UNC Chapel Hill students honor Wilson Caldwell
Panel discussion addresses racism on campus and in community
Published Monday, March 5, 2018
by Freda Freeman, Correspondent

CHAPEL HILL – University of North Carolina at Chapel Hill students and faculty, city officials, and members of the community gathered last week at Old Chapel Hill Cemetery to pay tribute to Wilson Caldwell and his contributions to the university and community. The celebration was planned to honor Caldwell’s legacy and to discuss what lessons can be learned from him today.

Caldwell was an influential African-American figure in the university’s history. Born in 1847, he was a slave to former UNC President David Swain during the Civil War. In April 1865, Caldwell accompanied university representatives to surrender Chapel Hill and the university to Union forces. After emancipation, he remained in Chapel Hill and worked at the university as a waiter.

In 1868, Caldwell was the first African-American appointed as a justice of the peace in North Carolina. In 1882, he went on to become the first black to be elected to the Chapel Hill Commission, forerunner to the Town Council. Also, he opened a school for free African-Americans in Chapel Hill in 1869.

Kristen Marion, co-president of the UNC-Chapel Hill NAACP, led the efforts to commemorate Caldwell. “Wilson Caldwell’s commitment and dedication paved the way for many students of color on this campus,” she said. “I’m so ecstatic that we have this opportunity to honor him in this way.”

Chapel Hill Mayor Pam Hemminger (above) said student leaders, who had been planning the event since August, came to her because they wanted to recognize Caldwell for his significant contribution in promoting civil rights, awareness, and education. Also, this year marks the 150th anniversary of Caldwell being appointed a justice of the peace.

“In my role as mayor, I’m reminded daily of the valuable contributions of community leaders, like Wilson Caldwell, whose commitment to public service and the education of our youth helped move us forward as a community,” she said.

Fast forward to today, Hemminger said the community can see Caldwell’s courageous steps reflected in the diversity of the newly-elected Town Council, which is comprised of two African- Americans, one Chinese-American, one LGBT representative, seven women and a female mayor. “We all are firm believers that diversity and diverse perspectives make us all a better community,” she said.

OJ McGhee, chairman of the Carolina Black Caucus, also thanked the students for ensuring Caldwell’s contributions – including persuading Union soldiers from burning the university down during the Civil War – would not be forgotten.

“There are many things we can learn from Brother Caldwell,” McGhee said. “His story is important because his story is UNC’s story, his story is Chapel Hill’s story; it’s a story of working together.”

McGhee said if Caldwell was alive today, he would be proud to see black and brown students and faculty on campus, but he would also wonder why they were not afforded the same privileges as all students and all faculty members.
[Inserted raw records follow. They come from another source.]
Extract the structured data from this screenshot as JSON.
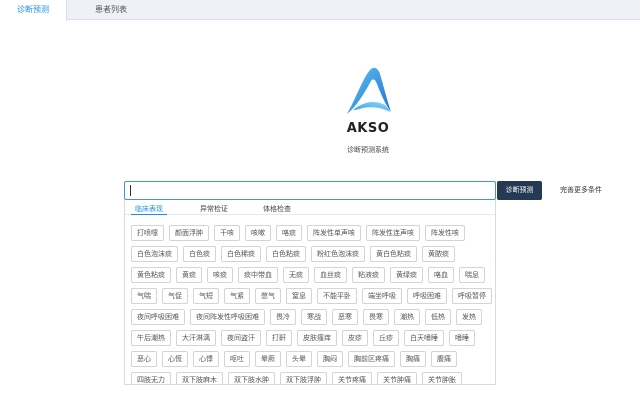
{
  "tabs": [
    "诊断预测",
    "患者列表"
  ],
  "brand": "AKSO",
  "subtitle": "诊断预测系统",
  "search": {
    "value": "",
    "button": "诊断预测",
    "more": "完善更多条件"
  },
  "panel_tabs": [
    "临床表现",
    "异常检证",
    "体格检查"
  ],
  "tags": [
    [
      "打喷嚏",
      "颜面浮肿",
      "干咳",
      "咳嗽",
      "咯痰",
      "阵发性单声咳",
      "阵发性连声咳",
      "阵发性咳"
    ],
    [
      "白色泡沫痰",
      "白色痰",
      "白色稀痰",
      "白色粘痰",
      "粉红色泡沫痰",
      "黄白色粘痰",
      "黄脓痰"
    ],
    [
      "黄色粘痰",
      "黄痰",
      "咳痰",
      "痰中带血",
      "无痰",
      "血丝痰",
      "粘液痰",
      "黄绿痰",
      "咯血",
      "喘息"
    ],
    [
      "气喘",
      "气促",
      "气短",
      "气紧",
      "憋气",
      "窒息",
      "不能平卧",
      "端坐呼吸",
      "呼吸困难",
      "呼吸暂停"
    ],
    [
      "夜间呼吸困难",
      "夜间阵发性呼吸困难",
      "畏冷",
      "寒战",
      "恶寒",
      "畏寒",
      "潮热",
      "低热",
      "发热"
    ],
    [
      "午后潮热",
      "大汗淋漓",
      "夜间盗汗",
      "打鼾",
      "皮肤瘙痒",
      "皮疹",
      "丘疹",
      "白天嗜睡",
      "嗜睡"
    ],
    [
      "恶心",
      "心慌",
      "心悸",
      "呕吐",
      "晕厥",
      "头晕",
      "胸闷",
      "胸前区疼痛",
      "胸痛",
      "腹痛"
    ],
    [
      "四肢无力",
      "双下肢麻木",
      "双下肢水肿",
      "双下肢浮肿",
      "关节疼痛",
      "关节肿痛",
      "关节肿胀"
    ]
  ]
}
“Just because something works doesn’t mean it can’t be improved. The same goes for our campus today,” he said.

Following the ceremony, student organizations, including the NAACP campus chapter, the Black Student Movement, Black Caucus, and Black Congress, hosted a panel discussion of race relations on campus and communitywide. The panelists included Delores Bailey, executive director of EmPOWERment Inc.; David Mason, a member of the Chapel Hill Nine; his daughter, Danita Mason-Hogan; William Sturkey, UNC history professor; student activists’ Angum Check and Mistyre Bonds; and student moderator Mahogany Monette.

Marion said the reason for having the discussion was to show minority students who are having conflicts with the university administration that there is a community of activists who have their backs. One of the conflicts is calling for the removal of Silent Sam, a statue of a Confederate soldier, from campus. Students also pointed out that monuments memorializing people of color stand under the shadow of the Confederate flag.

Student activists complained about the lack of funding for Project Uplift, and they decried the closing of the Center for Civil Rights.

Project Uplift, which is sponsored by the University Office for Diversity and Inclusion, gives a diverse group of rising high school seniors from across the state an opportunity to live on campus for two days to see what college life is like.

The Center for Civil Rights, which is part of the UNC School of Law, provided free legal assistance to those in need. In September, the UNC Board of Governors adopted a policy barring the center from filing lawsuits or taking part in litigation.